The teachers, I swear, would just sit back and wallow in the knowledge that grown adults were doing their bidding and that we were blocking fire lanes at the plaza to get the rare 2” Binder With Pocket in Front Cover Only, Four (4) Rings, Forest Green before they ran out.
“I have a master’s degree,” I heard one mom telling the Staples store manager, her voice cracking, her list shaking in her hands. It just didn’t seem fair that we could be such good parents and still have to send our kids to school missing required items.
There were elementary school years where, in an unexplained attempt to corner the crazy parent market (although, really, why would they want us?), Walmart would somehow get a hold of black market school supply lists and put them in a cardboard holder in the front of the store. The idea was to find your school and get the list and buy your stuff ahead of time. The only thing is, they were lists from previous years or they were just plain fake (Clue: There is no such things as a No. 8 pencil) or the slot for our school was empty. It was just a big tease, another cruel trick that made me wonder if the Walmart smiley face wasn’t actually a smirking face.
By the time we did get the school supply list and managed to negotiate the school supply aisles and got through our lists before there was a Who concert-like trampling accident and the police tape came out – again – the chances of us buying whatever was on the optional part of the list was slim to none. The teacher would often make an exclamation point laden plea to have each child bring in a box of Kleenex or some diaper wipes or antibacterial soap to donate to the classroom. Reading that would cause a little ripple of doubt whether I was smart to even send my child to public school, with all that communal snot, sweat and spit spraying all around, but then I would look at my cart full of composition notebooks, color coded folders, $200 Texas Instrument calculators and Trapper Keepers and think, “Hell, I don’t care what they pick up, I got my hands on this crap and it’s going into school in their backpacks.”

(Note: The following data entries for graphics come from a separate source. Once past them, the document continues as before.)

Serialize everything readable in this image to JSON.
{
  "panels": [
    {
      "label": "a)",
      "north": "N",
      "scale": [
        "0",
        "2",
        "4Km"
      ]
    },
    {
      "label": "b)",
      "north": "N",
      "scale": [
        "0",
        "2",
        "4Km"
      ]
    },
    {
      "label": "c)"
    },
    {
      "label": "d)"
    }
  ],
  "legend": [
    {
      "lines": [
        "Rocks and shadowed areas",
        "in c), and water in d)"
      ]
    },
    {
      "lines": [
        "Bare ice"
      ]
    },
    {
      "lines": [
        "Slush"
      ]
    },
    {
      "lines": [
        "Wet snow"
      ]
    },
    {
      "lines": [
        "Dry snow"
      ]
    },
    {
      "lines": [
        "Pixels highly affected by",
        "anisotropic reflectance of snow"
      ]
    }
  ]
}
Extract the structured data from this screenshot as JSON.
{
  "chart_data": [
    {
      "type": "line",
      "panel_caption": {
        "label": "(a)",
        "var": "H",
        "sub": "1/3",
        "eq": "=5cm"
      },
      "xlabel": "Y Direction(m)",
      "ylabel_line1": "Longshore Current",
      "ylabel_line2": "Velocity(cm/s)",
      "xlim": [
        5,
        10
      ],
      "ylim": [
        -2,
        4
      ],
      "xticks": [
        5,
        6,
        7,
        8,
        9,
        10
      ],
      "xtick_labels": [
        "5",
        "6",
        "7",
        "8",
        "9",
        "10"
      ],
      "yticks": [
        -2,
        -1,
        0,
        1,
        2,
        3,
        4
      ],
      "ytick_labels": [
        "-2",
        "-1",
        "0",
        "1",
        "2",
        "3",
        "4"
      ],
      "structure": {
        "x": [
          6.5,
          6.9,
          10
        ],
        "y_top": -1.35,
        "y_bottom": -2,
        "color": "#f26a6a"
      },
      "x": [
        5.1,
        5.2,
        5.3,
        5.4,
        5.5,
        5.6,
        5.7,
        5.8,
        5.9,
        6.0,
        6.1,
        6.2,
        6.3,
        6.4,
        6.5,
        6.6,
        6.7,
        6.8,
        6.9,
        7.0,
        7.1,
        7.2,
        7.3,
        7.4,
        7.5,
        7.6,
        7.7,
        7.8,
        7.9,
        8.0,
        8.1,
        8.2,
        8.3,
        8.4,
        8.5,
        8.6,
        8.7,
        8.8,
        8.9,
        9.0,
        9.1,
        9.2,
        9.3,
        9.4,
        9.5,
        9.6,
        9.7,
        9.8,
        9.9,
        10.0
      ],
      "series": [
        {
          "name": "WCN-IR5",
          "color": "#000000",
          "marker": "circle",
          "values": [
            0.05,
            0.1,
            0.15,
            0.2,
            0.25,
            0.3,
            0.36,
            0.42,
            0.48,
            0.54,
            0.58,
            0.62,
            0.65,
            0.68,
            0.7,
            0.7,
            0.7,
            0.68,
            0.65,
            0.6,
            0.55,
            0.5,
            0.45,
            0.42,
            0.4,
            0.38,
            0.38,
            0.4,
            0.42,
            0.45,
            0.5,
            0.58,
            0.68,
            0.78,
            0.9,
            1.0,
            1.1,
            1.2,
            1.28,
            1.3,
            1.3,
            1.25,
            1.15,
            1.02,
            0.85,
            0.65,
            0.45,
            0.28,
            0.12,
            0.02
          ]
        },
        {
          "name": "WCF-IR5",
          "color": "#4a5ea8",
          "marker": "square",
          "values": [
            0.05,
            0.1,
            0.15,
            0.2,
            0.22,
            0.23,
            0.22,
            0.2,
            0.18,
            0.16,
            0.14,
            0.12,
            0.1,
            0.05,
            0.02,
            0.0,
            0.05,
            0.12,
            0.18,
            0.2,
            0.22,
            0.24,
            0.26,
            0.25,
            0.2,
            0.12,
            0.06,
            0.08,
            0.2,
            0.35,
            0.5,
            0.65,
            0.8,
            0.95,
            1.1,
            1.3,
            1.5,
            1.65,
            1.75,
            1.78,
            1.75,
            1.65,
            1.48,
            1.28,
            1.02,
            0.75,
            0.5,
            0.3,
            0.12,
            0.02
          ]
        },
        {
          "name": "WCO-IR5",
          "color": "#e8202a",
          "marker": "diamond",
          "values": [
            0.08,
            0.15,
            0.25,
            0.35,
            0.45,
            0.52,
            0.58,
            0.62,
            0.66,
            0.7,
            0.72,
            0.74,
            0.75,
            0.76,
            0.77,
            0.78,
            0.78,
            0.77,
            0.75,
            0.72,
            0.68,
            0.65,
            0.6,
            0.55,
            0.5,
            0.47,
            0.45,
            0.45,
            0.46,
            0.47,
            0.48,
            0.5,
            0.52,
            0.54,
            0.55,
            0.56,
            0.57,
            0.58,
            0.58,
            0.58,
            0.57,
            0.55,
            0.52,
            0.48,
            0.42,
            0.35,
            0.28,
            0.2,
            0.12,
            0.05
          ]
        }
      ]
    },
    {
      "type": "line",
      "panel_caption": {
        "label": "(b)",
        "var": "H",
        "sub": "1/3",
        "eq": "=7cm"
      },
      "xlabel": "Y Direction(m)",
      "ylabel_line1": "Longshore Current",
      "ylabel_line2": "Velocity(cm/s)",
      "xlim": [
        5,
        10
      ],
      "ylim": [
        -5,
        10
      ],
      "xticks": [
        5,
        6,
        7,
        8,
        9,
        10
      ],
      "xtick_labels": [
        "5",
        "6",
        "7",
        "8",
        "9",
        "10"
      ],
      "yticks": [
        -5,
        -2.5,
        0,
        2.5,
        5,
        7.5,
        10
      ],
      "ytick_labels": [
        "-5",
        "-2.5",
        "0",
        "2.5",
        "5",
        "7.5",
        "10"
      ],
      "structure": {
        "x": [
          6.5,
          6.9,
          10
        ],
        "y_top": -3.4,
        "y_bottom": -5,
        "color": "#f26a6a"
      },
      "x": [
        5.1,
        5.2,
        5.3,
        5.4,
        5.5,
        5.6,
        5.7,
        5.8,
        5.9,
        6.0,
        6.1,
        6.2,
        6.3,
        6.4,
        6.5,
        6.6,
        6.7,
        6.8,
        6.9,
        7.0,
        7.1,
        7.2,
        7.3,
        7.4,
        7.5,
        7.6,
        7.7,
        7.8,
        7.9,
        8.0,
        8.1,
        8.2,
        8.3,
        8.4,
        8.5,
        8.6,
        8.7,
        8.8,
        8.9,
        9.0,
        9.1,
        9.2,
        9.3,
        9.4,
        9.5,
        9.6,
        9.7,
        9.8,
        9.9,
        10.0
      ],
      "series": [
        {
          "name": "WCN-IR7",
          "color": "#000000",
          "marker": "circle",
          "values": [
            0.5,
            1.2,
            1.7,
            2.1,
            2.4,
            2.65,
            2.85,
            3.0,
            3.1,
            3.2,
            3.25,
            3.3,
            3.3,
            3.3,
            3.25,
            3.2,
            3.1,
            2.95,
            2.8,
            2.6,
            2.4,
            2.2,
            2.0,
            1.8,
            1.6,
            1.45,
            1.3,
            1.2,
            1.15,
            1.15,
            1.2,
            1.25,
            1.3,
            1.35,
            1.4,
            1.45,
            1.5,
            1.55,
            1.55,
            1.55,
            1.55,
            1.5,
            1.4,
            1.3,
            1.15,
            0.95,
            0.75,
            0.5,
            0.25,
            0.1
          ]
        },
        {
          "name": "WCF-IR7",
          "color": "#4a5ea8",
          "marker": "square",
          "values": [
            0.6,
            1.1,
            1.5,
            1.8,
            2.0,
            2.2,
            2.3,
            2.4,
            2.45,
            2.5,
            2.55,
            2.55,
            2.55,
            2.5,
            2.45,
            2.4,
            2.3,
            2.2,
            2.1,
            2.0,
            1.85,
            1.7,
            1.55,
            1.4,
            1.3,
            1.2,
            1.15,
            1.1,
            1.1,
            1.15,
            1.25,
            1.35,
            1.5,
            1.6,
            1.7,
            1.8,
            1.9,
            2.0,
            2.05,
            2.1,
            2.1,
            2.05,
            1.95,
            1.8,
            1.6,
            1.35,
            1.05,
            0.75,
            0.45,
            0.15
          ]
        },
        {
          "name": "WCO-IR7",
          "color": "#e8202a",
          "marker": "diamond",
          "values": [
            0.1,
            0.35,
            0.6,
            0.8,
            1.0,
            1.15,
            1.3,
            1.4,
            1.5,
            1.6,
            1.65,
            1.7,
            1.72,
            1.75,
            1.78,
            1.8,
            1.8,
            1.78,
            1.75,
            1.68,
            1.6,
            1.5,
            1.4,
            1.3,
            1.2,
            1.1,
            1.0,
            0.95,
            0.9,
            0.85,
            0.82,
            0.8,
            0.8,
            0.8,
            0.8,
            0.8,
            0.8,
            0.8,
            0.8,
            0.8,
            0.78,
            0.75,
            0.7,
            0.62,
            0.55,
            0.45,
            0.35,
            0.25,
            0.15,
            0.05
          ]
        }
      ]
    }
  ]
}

Don’t tell me you homeschool your kids because your children are light years ahead of their peers in math and science and your third grader just scored a 1500 on his SAT. You just can’t handle the school supplies, can you? You saw the size of that muthuh one year and turned to your husband and said, “You know, dear, I’m thinking I could probably teach the kids better myself.” And with the money you save on school supplies, you could hire Yo-Yo Ma to come in and teach them music.